Devant la flambée des coûts de production liée à la situation en Ukraine, le gouvernement avait demandé mi-mars aux distributeurs et industriels de l'agroalimentaire à réviser et renégocier les contrats tout juste signés le 1er mars au terme des négociations commerciales.

Ces contrats fixent le prix de certains des produits qui seront vendus dans l'année en grandes surfaces. Le premier tour des négociations s’était conclu sur une augmentation moyenne de 3% des prix facturés par les industriels aux distributeurs.

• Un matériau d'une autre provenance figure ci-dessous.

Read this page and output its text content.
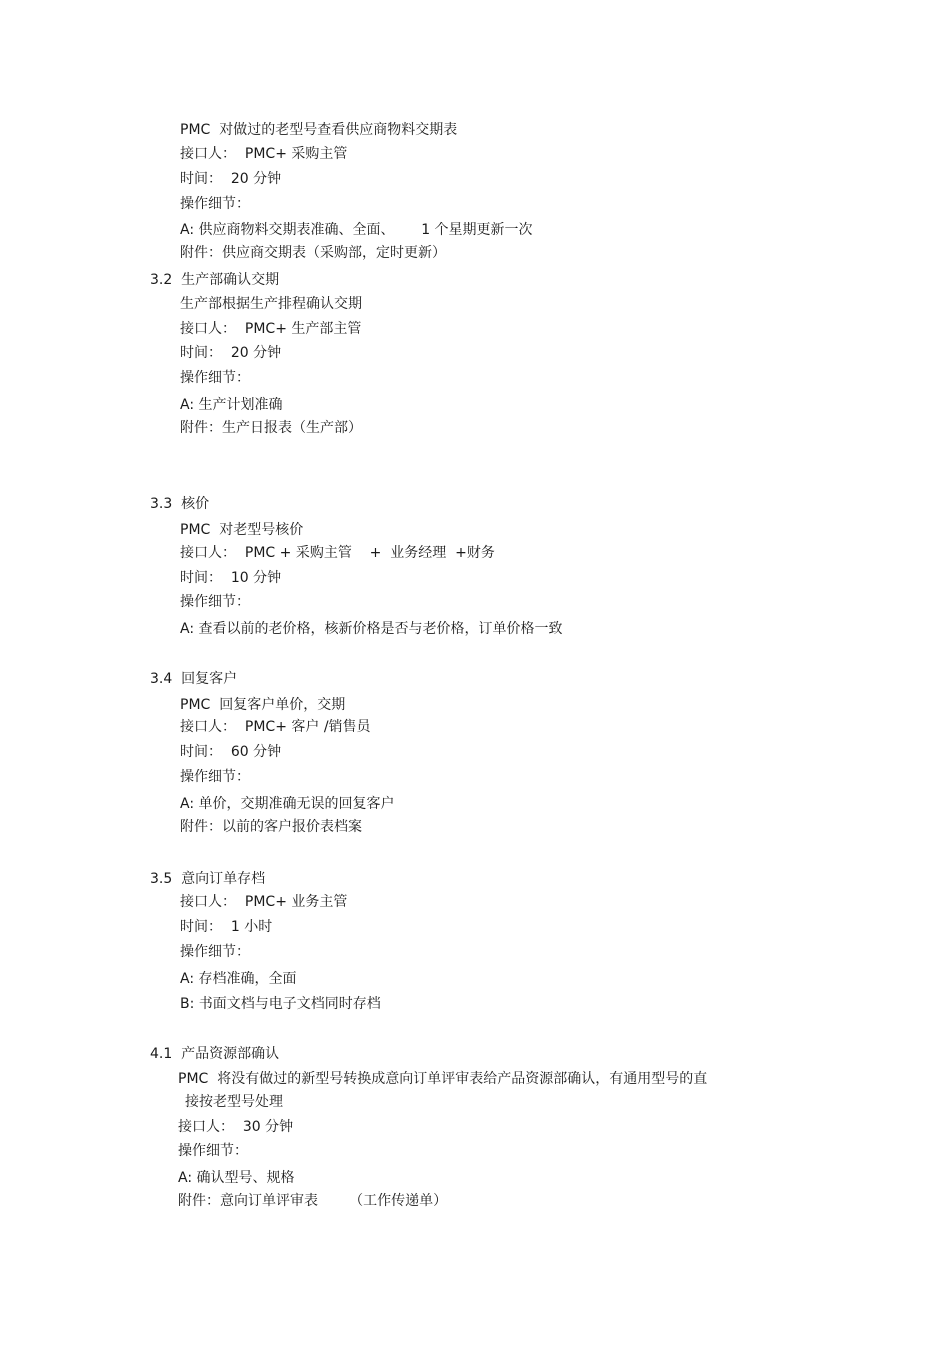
PMC  对做过的老型号查看供应商物料交期表
接口人：  PMC+ 采购主管
时间：  20 分钟
操作细节：
A: 供应商物料交期表准确、全面、      1 个星期更新一次
附件：供应商交期表（采购部，定时更新）
3.2  生产部确认交期
生产部根据生产排程确认交期
接口人：  PMC+ 生产部主管
时间：  20 分钟
操作细节：
A: 生产计划准确
附件：生产日报表（生产部）
3.3  核价
PMC  对老型号核价
接口人：  PMC + 采购主管    +  业务经理  +财务
时间：  10 分钟
操作细节：
A: 查看以前的老价格，核新价格是否与老价格，订单价格一致
3.4  回复客户
PMC  回复客户单价，交期
接口人：  PMC+ 客户 /销售员
时间：  60 分钟
操作细节：
A: 单价，交期准确无误的回复客户
附件：以前的客户报价表档案
3.5  意向订单存档
接口人：  PMC+ 业务主管
时间：  1 小时
操作细节：
A: 存档准确，全面
B: 书面文档与电子文档同时存档
4.1  产品资源部确认
PMC  将没有做过的新型号转换成意向订单评审表给产品资源部确认，有通用型号的直
接按老型号处理
接口人：  30 分钟
操作细节：
A: 确认型号、规格
附件：意向订单评审表       （工作传递单）
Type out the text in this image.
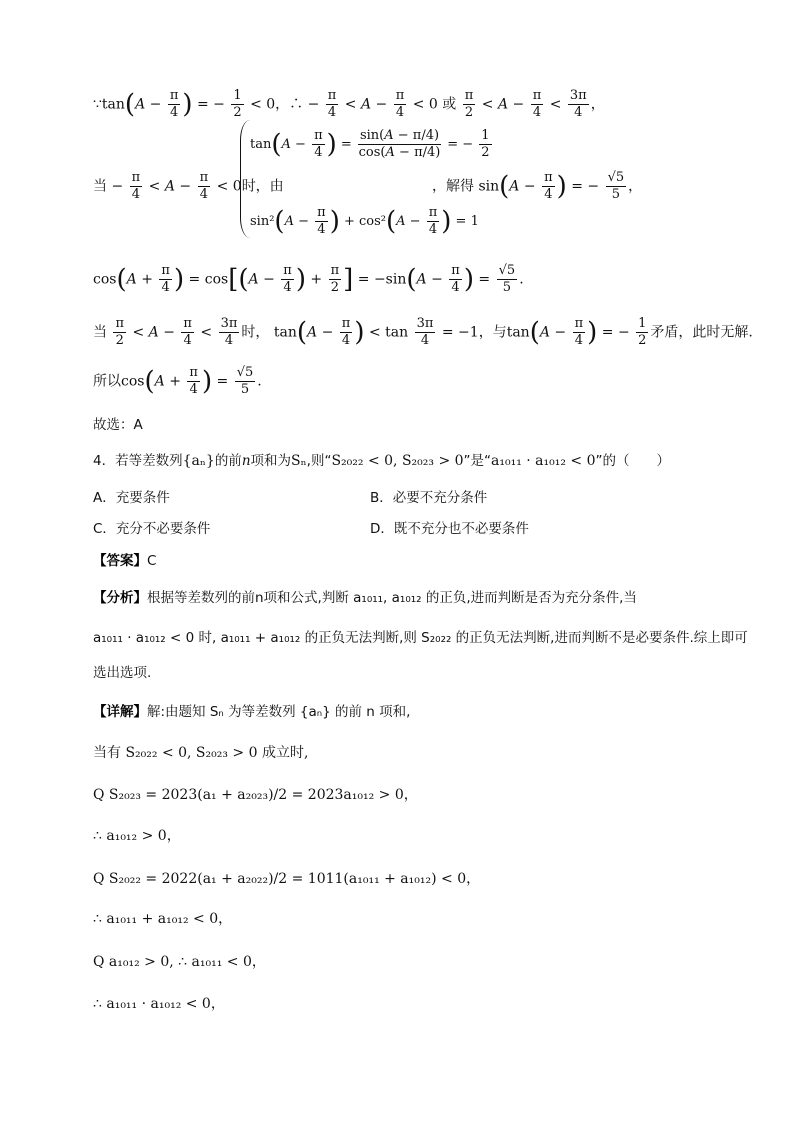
∵tan(A − $\frac{\pi}{4}$ ) = − $\frac{1}{2} < 0$，∴ − $\frac{\pi}{4} < A - \frac{\pi}{4} < 0$ 或 $\frac{\pi}{2} < A - \frac{\pi}{4} < \frac{3\pi}{4}$ ，
当 − $\frac{\pi}{4} < A - \frac{\pi}{4} < 0$时，由
$\tan(A - \frac{\pi}{4}$ ) = $\frac{\sin(A - \pi/4)}{\cos(A - \pi/4)}$ = − $\frac{1}{2}$
$\sin^2(A - \frac{\pi}{4}$ ) + $\cos^2(A - \frac{\pi}{4}$ ) = 1
，解得 $\sin(A - \frac{\pi}{4}$ ) = − $\frac{√5}{5}$ ，
$\cos(A + \frac{\pi}{4}$ ) = $\cos[(A - \frac{\pi}{4}$ ) + $\frac{\pi}{2}$ ] = $-\sin(A - \frac{\pi}{4}$ ) = $\frac{√5}{5}$ .
当 $\frac{\pi}{2} < A - \frac{\pi}{4} < \frac{3\pi}{4}$ 时， $\tan(A - \frac{\pi}{4}$ ) < $\tan \frac{3\pi}{4} = -1$，与$\tan(A - \frac{\pi}{4}$ ) = − $\frac{1}{2}$ 矛盾，此时无解.
所以$\cos(A + \frac{\pi}{4}$ ) = $\frac{√5}{5}$ .
故选：A
4．若等差数列{aₙ}的前n项和为Sₙ,则“S₂₀₂₂ < 0, S₂₀₂₃ > 0”是“a₁₀₁₁ · a₁₀₁₂ < 0”的（　　）
A．充要条件	B．必要不充分条件
C．充分不必要条件	D．既不充分也不必要条件
【答案】C
【分析】根据等差数列的前n项和公式,判断 a₁₀₁₁, a₁₀₁₂ 的正负,进而判断是否为充分条件,当
a₁₀₁₁ · a₁₀₁₂ < 0 时, a₁₀₁₁ + a₁₀₁₂ 的正负无法判断,则 S₂₀₂₂ 的正负无法判断,进而判断不是必要条件.综上即可
选出选项.
【详解】解:由题知 Sₙ 为等差数列 {aₙ} 的前 n 项和,
当有 S₂₀₂₂ < 0, S₂₀₂₃ > 0 成立时,
Q S₂₀₂₃ = 2023(a₁ + a₂₀₂₃)/2 = 2023a₁₀₁₂ > 0，
∴ a₁₀₁₂ > 0，
Q S₂₀₂₂ = 2022(a₁ + a₂₀₂₂)/2 = 1011(a₁₀₁₁ + a₁₀₁₂) < 0，
∴ a₁₀₁₁ + a₁₀₁₂ < 0，
Q a₁₀₁₂ > 0, ∴ a₁₀₁₁ < 0，
∴ a₁₀₁₁ · a₁₀₁₂ < 0，
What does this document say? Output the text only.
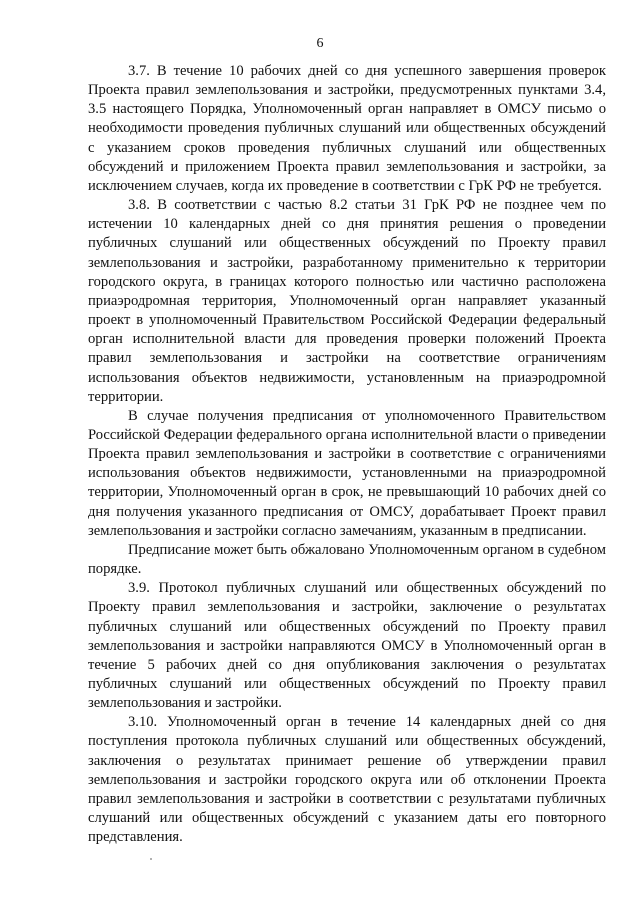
6

3.7. В течение 10 рабочих дней со дня успешного завершения проверок Проекта правил землепользования и застройки, предусмотренных пунктами 3.4, 3.5 настоящего Порядка, Уполномоченный орган направляет в ОМСУ письмо о необходимости проведения публичных слушаний или общественных обсуждений с указанием сроков проведения публичных слушаний или общественных обсуждений и приложением Проекта правил землепользования и застройки, за исключением случаев, когда их проведение в соответствии с ГрК РФ не требуется.

3.8. В соответствии с частью 8.2 статьи 31 ГрК РФ не позднее чем по истечении 10 календарных дней со дня принятия решения о проведении публичных слушаний или общественных обсуждений по Проекту правил землепользования и застройки, разработанному применительно к территории городского округа, в границах которого полностью или частично расположена приаэродромная территория, Уполномоченный орган направляет указанный проект в уполномоченный Правительством Российской Федерации федеральный орган исполнительной власти для проведения проверки положений Проекта правил землепользования и застройки на соответствие ограничениям использования объектов недвижимости, установленным на приаэродромной территории.

В случае получения предписания от уполномоченного Правительством Российской Федерации федерального органа исполнительной власти о приведении Проекта правил землепользования и застройки в соответствие с ограничениями использования объектов недвижимости, установленными на приаэродромной территории, Уполномоченный орган в срок, не превышающий 10 рабочих дней со дня получения указанного предписания от ОМСУ, дорабатывает Проект правил землепользования и застройки согласно замечаниям, указанным в предписании.

Предписание может быть обжаловано Уполномоченным органом в судебном порядке.

3.9. Протокол публичных слушаний или общественных обсуждений по Проекту правил землепользования и застройки, заключение о результатах публичных слушаний или общественных обсуждений по Проекту правил землепользования и застройки направляются ОМСУ в Уполномоченный орган в течение 5 рабочих дней со дня опубликования заключения о результатах публичных слушаний или общественных обсуждений по Проекту правил землепользования и застройки.

3.10. Уполномоченный орган в течение 14 календарных дней со дня поступления протокола публичных слушаний или общественных обсуждений, заключения о результатах принимает решение об утверждении правил землепользования и застройки городского округа или об отклонении Проекта правил землепользования и застройки в соответствии с результатами публичных слушаний или общественных обсуждений с указанием даты его повторного представления.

Or, juge aujourd'hui Michel-Edouard Leclerc, ces renégociations ont « donné la prime à la surenchère ». « Quand un fournisseur arrive avec ses factures, on lui demande la transparence. Je comprends que les petites entreprises [soient fortement affectées par] le prix du verre, de l'aluminium », a-t-il souligné. « Pour les plus petits que nous, on a du discernement et on [accepte] leurs hausses » de prix.

Il a en revanche fustigé « les grandes entreprises internationales [qui sont arrivées] avec des factures de transport en augmentation de 15, 20, 30%, notamment les prix des containers qui ont augmenté de 30% ». Ce, alors que « les sociétés de transport sortent des bénéfices par milliards l'année dernière », a-t-il pointé du doigt.